From here there are many ways we could go, but for this example we will use the command line ncks (netcdf kitchen sink) tool to print out the variable from the file:

$ docker compose exec dvmdostem-dev ncks -v veg_class \
/data/input-catalog/cru-ts40_ar5_rcp85_ncar-ccsm4_CALM_Chevak_10x10/vegetation.nc
netcdf vegetation {
  dimensions:
    X = 10 ;
    Y = 10 ;

  variables:
    char albers_conical_equal_area ;
      albers_conical_equal_area:grid_mapping_name = "albers_conical_equal_area" ;
      albers_conical_equal_area:false_easting = 0. ;
      albers_conical_equal_area:false_northing = 0. ;
      albers_conical_equal_area:latitude_of_projection_origin = 50. ;
      albers_conical_equal_area:longitude_of_central_meridian = -154. ;
      albers_conical_equal_area:standard_parallel = 55., 65. ;
      albers_conical_equal_area:longitude_of_prime_meridian = 0. ;
      albers_conical_equal_area:semi_major_axis = 6378137. ;
      albers_conical_equal_area:inverse_flattening = 298.257222101 ;
      albers_conical_equal_area:spatial_ref = "PROJCS[\"NAD83 / Alaska Albers\",GEOGCS[\"NAD83\",DATUM[\"North_American_Datum_1983\",SPHEROID[\"GRS 1980\",6378137,298.2572221010002,AUTHORITY[\"EPSG\",\"7019\"]],AUTHORITY[\"EPSG\",\"6269\"]],PRIMEM[\"Greenwich\",0],UNIT[\"degree\",0.0174532925199433],AUTHORITY[\"EPSG\",\"4269\"]],PROJECTION[\"Albers_Conic_Equal_Area\"],PARAMETER[\"standard_parallel_1\",55],PARAMETER[\"standard_parallel_2\",65],PARAMETER[\"latitude_of_center\",50],PARAMETER[\"longitude_of_center\",-154],PARAMETER[\"false_easting\",0],PARAMETER[\"false_northing\",0],UNIT[\"metre\",1,AUTHORITY[\"EPSG\",\"9001\"]],AUTHORITY[\"EPSG\",\"3338\"]]" ;
      albers_conical_equal_area:GeoTransform = "-613280.1453076596 1000.050170338725 0 1346667.58012239 0 -999.7969847651308 " ;

    int veg_class(Y,X) ;
      veg_class:grid_mapping = "albers_conical_equal_area" ;

  data:
    albers_conical_equal_area = "" ;

    veg_class =
    4, 4, 4, 4, 4, 4, 0, 4, 4, 4,
    4, 4, 4, 6, 6, 4, 4, 4, 4, 4,
    4, 4, 4, 4, 4, 4, 4, 4, 4, 4,
    4, 4, 4, 4, 4, 4, 4, 4, 4, 4,
    4, 4, 4, 4, 4, 4, 4, 4, 4, 6,
    4, 4, 4, 4, 4, 4, 4, 4, 6, 4,
    4, 4, 4, 4, 4, 4, 4, 6, 0, 4,
    6, 4, 6, 4, 4, 4, 4, 4, 4, 4,
    6, 6, 6, 4, 4, 4, 4, 4, 4, 4,
    6, 6, 6, 4, 4, 4, 4, 4, 4, 4 ;

} // group /

This output is a little bit ugly to read, mostly due to the metadata that addressed the geo-referencing.

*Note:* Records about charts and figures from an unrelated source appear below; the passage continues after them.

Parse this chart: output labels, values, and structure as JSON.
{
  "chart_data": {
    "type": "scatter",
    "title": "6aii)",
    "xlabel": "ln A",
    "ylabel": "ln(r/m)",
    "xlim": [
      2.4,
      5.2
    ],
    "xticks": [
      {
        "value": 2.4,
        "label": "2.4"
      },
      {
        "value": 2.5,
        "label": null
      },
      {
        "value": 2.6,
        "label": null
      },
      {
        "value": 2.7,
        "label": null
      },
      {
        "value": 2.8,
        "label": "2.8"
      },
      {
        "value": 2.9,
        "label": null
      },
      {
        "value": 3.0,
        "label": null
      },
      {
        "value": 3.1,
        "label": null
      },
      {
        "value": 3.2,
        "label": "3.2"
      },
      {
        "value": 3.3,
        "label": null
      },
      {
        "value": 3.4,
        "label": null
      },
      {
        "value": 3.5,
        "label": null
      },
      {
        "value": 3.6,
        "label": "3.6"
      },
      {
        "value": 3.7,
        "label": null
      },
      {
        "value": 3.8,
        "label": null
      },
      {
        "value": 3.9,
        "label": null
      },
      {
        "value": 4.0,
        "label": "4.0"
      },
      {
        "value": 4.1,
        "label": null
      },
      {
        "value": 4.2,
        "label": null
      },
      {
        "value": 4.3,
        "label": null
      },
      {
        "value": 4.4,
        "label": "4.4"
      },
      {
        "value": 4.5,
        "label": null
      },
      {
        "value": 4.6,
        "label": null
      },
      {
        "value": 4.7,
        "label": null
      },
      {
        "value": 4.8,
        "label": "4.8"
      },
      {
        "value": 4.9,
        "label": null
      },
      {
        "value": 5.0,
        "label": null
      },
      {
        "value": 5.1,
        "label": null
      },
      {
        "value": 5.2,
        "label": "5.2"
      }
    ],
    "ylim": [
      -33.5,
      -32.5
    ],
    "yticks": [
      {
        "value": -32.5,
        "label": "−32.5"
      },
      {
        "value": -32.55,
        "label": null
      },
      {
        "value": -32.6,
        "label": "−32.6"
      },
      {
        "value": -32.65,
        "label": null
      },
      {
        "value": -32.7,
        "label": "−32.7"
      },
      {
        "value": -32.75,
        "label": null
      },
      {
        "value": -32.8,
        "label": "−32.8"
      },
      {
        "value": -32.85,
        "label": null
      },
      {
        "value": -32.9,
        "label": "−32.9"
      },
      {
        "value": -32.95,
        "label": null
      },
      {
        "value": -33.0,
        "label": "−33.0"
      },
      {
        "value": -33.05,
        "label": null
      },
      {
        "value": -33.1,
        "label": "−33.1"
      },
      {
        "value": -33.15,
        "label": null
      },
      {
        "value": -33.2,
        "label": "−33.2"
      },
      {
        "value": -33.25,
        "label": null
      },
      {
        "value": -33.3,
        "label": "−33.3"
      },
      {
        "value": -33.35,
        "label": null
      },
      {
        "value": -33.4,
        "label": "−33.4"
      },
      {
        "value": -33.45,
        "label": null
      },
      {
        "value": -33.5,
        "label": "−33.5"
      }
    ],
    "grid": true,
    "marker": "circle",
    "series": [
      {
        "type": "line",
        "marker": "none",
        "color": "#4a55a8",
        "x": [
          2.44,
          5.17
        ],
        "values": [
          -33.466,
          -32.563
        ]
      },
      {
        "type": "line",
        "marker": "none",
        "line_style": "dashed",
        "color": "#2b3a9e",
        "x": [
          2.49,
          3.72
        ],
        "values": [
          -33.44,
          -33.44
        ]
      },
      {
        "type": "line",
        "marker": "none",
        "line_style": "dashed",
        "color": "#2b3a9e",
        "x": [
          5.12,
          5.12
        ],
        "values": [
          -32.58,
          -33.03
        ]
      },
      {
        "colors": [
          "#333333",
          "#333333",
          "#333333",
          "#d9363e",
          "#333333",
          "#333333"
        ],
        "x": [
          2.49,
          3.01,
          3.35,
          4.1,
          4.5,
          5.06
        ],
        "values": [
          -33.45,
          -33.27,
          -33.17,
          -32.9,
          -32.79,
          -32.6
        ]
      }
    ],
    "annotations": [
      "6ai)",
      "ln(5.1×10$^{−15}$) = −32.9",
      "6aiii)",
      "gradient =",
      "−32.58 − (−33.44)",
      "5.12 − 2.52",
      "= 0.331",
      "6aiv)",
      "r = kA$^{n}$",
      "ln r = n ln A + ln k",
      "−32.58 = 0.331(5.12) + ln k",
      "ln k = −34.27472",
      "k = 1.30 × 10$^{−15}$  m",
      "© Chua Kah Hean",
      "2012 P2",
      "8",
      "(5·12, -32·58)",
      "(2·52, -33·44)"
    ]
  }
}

But if we skim past all the metadata, we find the actual data array for the veg_class variable. Because the array is only 10x10, the printed output is readable and we can see that incidentally, pixels (0,0) and (1,1) are set to CMT 4. So it turns out that the --force-cmt isn’t doing anything in this case. Oh well!